Below is a table showing you the difference between fractional shares and full shares. After 20 years, you end up with 8 more shares simply by leveraging fractional shares. If you do OCP, it also buys fractional shares for you. Over time, it can add up. The table below simply assumes you buy once and let compound growth do its work.

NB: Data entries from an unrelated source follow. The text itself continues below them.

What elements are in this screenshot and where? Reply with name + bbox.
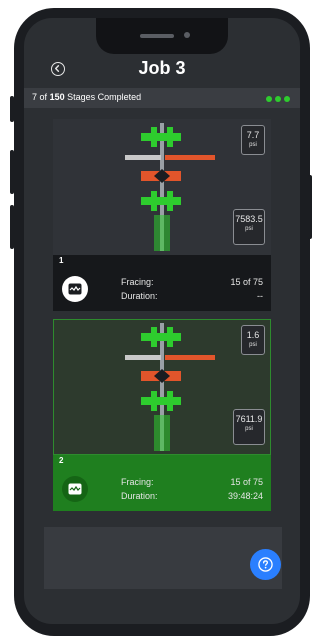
stages-summary-bar: 7 of 150 Stages Completed [24,88,300,108]
total-count: 150 [49,92,65,102]
pressure-top-badge: 1.6 psi [241,325,265,355]
wellhead-diagram: 7.7 psi 7583.5 psi [53,119,271,255]
stage-card-1[interactable]: 7.7 psi 7583.5 psi 1 Fracing: 15 of 75 D… [53,119,271,311]
stage-info: Fracing: 15 of 75 Duration: 39:48:24 [53,467,271,511]
page-title: Job 3 [138,58,186,78]
phone-side-button [10,150,14,194]
pressure-top-value: 1.6 [246,330,260,340]
pressure-top-badge: 7.7 psi [241,125,265,155]
phone-side-button [10,96,14,122]
pressure-unit: psi [249,142,257,148]
wave-chart-icon [68,483,82,495]
app-header: Job 3 [24,18,300,88]
status-value: 15 of 75 [230,477,263,487]
pressure-unit: psi [245,226,253,232]
wellhead-diagram: 1.6 psi 7611.9 psi [53,319,271,455]
stage-info: Fracing: 15 of 75 Duration: -- [53,267,271,311]
question-icon [258,557,273,572]
stage-icon [62,476,88,502]
pressure-bottom-badge: 7583.5 psi [233,209,265,245]
duration-value: 39:48:24 [227,491,263,501]
pressure-unit: psi [249,342,257,348]
stage-card-2[interactable]: 1.6 psi 7611.9 psi 2 Fracing: 15 of 75 D… [53,319,271,511]
wave-chart-icon [68,283,82,295]
pressure-bottom-badge: 7611.9 psi [233,409,265,445]
of-label: of [39,92,48,102]
phone-side-button [308,175,312,239]
bottom-panel [44,527,282,589]
status-label: Fracing: [121,477,154,487]
completed-count: 7 [32,92,38,102]
stage-icon [62,276,88,302]
duration-value: -- [257,291,263,301]
stage-number: 1 [53,255,271,267]
dot-icon [275,96,281,102]
pressure-unit: psi [245,426,253,432]
phone-side-button [10,205,14,249]
app-screen: Job 3 7 of 150 Stages Completed 7.7 psi … [24,18,300,624]
pressure-bottom-value: 7583.5 [235,214,263,224]
status-value: 15 of 75 [230,277,263,287]
pressure-bottom-value: 7611.9 [235,414,263,424]
stages-label: Stages Completed [67,92,142,102]
duration-label: Duration: [121,491,158,501]
help-button[interactable] [250,549,281,580]
status-label: Fracing: [121,277,154,287]
dot-icon [266,96,272,102]
dot-icon [284,96,290,102]
stages-summary: 7 of 150 Stages Completed [32,92,141,102]
pressure-top-value: 7.7 [246,130,260,140]
more-options-button[interactable] [266,96,290,102]
stage-number: 2 [53,455,271,467]
duration-label: Duration: [121,291,158,301]
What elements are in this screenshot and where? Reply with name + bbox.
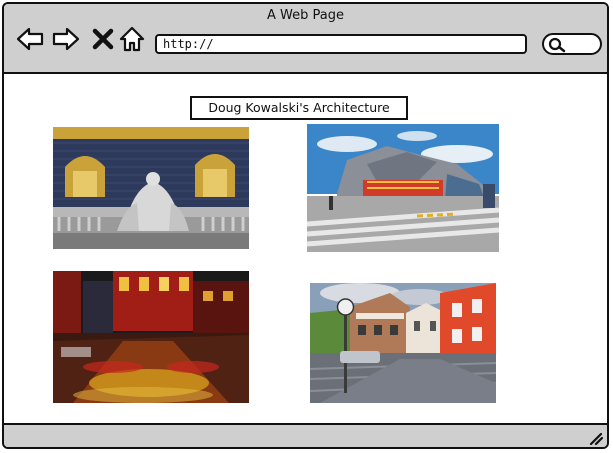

Year Price Value Shares Fractional Shares Full Shares Dividends Dividend / Year
1990 $5.41 $5,000.00 924.000 0.000 0 $0.00 0.363
1991 $5.97 $5,858.16 981.266 57.266 57 $341.88 0.370
1992 $6.13 $6,380.68 1,040.895 59.628 59 $365.52 0.373
1993 $7.16 $7,853.55 1,096.865 55.970 55 $400.74 0.385
1994 $5.44 $6,411.17 1,178.525 81.660 81 $444.23 0.405
1995 $6.81 $8,523.68 1,251.641 73.117 73 $497.93 0.423
1996 $8.50 $11,177.16 1,314.960 63.318 63 $538.21 0.430
1997 $10.50 $14,385.66 1,370.063 55.103 55 $578.58 0.440
1998 $9.56 $13,714.33 1,434.553 64.490 64 $616.53 0.450
1999 $7.85 $11,910.38 1,517.246 82.692 82 $649.14 0.453
2000 $9.00 $14,353.14 1,594.794 77.548 77 $697.93 0.460
2001 $11.74 $19,468.45 1,658.300 63.506 63 $745.57 0.468
2002 $13.13 $22,577.76 1,719.555 61.255 61 $804.28 0.485
2003 $14.73 $26,223.22 1,780.259 60.704 60 $894.17 0.520
2004 $17.38 $31,902.24 1,835.572 55.313 55 $961.34 0.540
2005 $24.27 $45,627.73 1,880.005 44.433 44 $1,078.40 0.588
2006 $29.77 $57,227.37 1,922.317 42.311 42 $1,259.60 0.670
2007 $28.99 $57,304.26 1,976.691 54.374 54 $1,576.30 0.820
2008 $24.59 $50,583.51 2,057.076 80.386 80 $1,976.69 1.000
2009 $28.68 $61,136.31 2,131.671 74.594 74 $2,139.36 1.040
2010 $33.98 $74,821.64 2,201.932 70.261 70 $2,387.47 1.120
1,277.932 1,269.000

As you can see, when you are starting, the fractional shares can really help accelerate your portfolio. If you were really young and slowly adding a couple of hundred dollars a year, the fractional shares can matter. I believe that using DRIP through a transfer agent is the best way to educate young adult about investing and getting them started. There is no way they can be tempted to quickly sell or buy or to be obsessed with technical analysis.